What is the meaning of "pin the memory"?

It means make the memory page locked. That is telling the operating system virtual memory manager that the memory pages must stay in physical ram so that they can be directly accessed by the GPU across the PCI-express bus.

Why is it so fast? 

In one word, DMA. When the memory is page locked, the GPU DMA engine can directly run the transfer without requiring the host CPU, which reduces overall latency and decreases net transfer times.

Are the PCIe transaction managed entirely from the CPU?

No. See above.

Is there a manager of a bus that takes care of this?

No. The GPU manages the transfers. In this context there is no such thing as a bus master


EDIT: Seems like CUDA treats pinned and page-locked as the same as per the Pinned Host Memory section in this blog written by Mark Harris. This means by answer is moot and the best answer should be taken as is.

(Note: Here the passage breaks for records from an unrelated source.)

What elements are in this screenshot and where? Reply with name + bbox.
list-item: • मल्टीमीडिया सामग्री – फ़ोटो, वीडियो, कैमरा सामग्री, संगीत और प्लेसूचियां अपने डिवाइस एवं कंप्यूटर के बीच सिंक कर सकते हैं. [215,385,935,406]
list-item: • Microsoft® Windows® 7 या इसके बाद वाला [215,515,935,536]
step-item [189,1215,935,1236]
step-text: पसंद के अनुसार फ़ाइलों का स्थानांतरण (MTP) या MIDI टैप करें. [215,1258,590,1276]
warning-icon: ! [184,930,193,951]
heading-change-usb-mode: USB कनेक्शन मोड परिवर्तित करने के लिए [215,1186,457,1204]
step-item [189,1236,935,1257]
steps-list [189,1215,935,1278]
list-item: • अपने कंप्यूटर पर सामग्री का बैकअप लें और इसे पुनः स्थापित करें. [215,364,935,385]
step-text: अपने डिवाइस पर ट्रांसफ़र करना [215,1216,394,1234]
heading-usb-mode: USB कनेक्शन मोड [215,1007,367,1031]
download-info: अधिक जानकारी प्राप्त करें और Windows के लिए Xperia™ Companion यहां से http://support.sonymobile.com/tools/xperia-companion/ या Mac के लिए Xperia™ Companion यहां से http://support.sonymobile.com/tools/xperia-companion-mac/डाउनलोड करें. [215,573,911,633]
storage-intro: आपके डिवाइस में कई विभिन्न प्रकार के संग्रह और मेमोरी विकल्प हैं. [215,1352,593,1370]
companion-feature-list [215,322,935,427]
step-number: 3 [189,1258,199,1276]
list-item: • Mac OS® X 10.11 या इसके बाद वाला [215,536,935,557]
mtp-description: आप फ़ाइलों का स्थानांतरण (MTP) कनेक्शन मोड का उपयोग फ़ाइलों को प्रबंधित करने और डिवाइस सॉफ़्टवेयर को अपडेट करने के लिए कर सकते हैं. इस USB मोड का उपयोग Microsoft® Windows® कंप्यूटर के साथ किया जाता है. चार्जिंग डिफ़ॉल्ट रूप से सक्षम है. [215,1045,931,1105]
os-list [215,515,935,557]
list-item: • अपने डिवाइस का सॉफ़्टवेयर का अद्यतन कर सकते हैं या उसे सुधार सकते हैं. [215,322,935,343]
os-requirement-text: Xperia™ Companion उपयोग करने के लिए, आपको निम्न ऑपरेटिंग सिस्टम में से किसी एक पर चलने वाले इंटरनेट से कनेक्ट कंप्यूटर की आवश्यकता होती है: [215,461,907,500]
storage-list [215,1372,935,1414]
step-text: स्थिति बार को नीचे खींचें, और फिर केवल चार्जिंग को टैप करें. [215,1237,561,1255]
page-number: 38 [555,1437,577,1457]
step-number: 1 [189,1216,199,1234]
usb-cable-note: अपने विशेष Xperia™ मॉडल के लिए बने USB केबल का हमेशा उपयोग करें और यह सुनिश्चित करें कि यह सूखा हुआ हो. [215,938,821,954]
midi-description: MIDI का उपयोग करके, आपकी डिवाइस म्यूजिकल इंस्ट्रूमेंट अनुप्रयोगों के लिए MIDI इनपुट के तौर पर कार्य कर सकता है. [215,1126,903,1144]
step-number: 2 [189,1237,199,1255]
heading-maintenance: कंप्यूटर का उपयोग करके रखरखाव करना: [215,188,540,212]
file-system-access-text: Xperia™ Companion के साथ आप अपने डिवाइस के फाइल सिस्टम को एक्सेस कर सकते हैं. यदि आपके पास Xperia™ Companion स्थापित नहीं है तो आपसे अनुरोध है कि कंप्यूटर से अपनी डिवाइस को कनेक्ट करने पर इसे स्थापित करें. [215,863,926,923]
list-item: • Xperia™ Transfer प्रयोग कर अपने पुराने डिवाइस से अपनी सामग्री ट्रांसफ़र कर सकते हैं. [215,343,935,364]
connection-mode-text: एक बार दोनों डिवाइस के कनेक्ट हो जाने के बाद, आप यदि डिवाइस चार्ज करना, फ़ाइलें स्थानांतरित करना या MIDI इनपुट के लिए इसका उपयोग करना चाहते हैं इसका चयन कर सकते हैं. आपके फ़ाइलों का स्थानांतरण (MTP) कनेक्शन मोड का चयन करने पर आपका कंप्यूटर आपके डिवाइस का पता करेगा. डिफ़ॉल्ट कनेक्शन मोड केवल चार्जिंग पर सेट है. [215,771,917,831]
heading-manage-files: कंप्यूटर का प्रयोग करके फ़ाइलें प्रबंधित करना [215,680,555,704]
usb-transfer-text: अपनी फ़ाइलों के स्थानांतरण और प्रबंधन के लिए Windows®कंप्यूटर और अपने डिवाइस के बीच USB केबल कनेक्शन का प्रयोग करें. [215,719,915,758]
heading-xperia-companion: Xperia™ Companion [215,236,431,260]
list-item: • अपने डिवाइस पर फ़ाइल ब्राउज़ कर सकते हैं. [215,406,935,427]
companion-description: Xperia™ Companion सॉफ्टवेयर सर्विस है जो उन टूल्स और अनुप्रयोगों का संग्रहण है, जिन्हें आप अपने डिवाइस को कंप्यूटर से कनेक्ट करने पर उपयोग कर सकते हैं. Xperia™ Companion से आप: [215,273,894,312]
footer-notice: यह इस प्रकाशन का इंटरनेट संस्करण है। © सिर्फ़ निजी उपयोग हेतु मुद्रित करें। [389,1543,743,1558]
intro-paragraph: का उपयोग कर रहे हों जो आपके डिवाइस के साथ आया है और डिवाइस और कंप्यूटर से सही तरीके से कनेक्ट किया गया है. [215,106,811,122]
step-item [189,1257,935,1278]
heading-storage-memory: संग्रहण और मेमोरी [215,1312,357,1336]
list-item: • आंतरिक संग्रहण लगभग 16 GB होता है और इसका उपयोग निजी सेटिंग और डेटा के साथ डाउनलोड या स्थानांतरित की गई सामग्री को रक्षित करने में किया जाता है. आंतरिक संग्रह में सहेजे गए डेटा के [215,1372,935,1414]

I bumped into this question while looking for something else. For all future users, I think @talonmies answers the question perfectly, but I'd like to bring to notice a slight difference between locking and pinning pages - the former ensures that the memory is not pageable but the kernel is free to move it around and the latter ensures that it stays in memory (i.e. non-pageable) but also is mapped to the same address. Here's a reference to the same.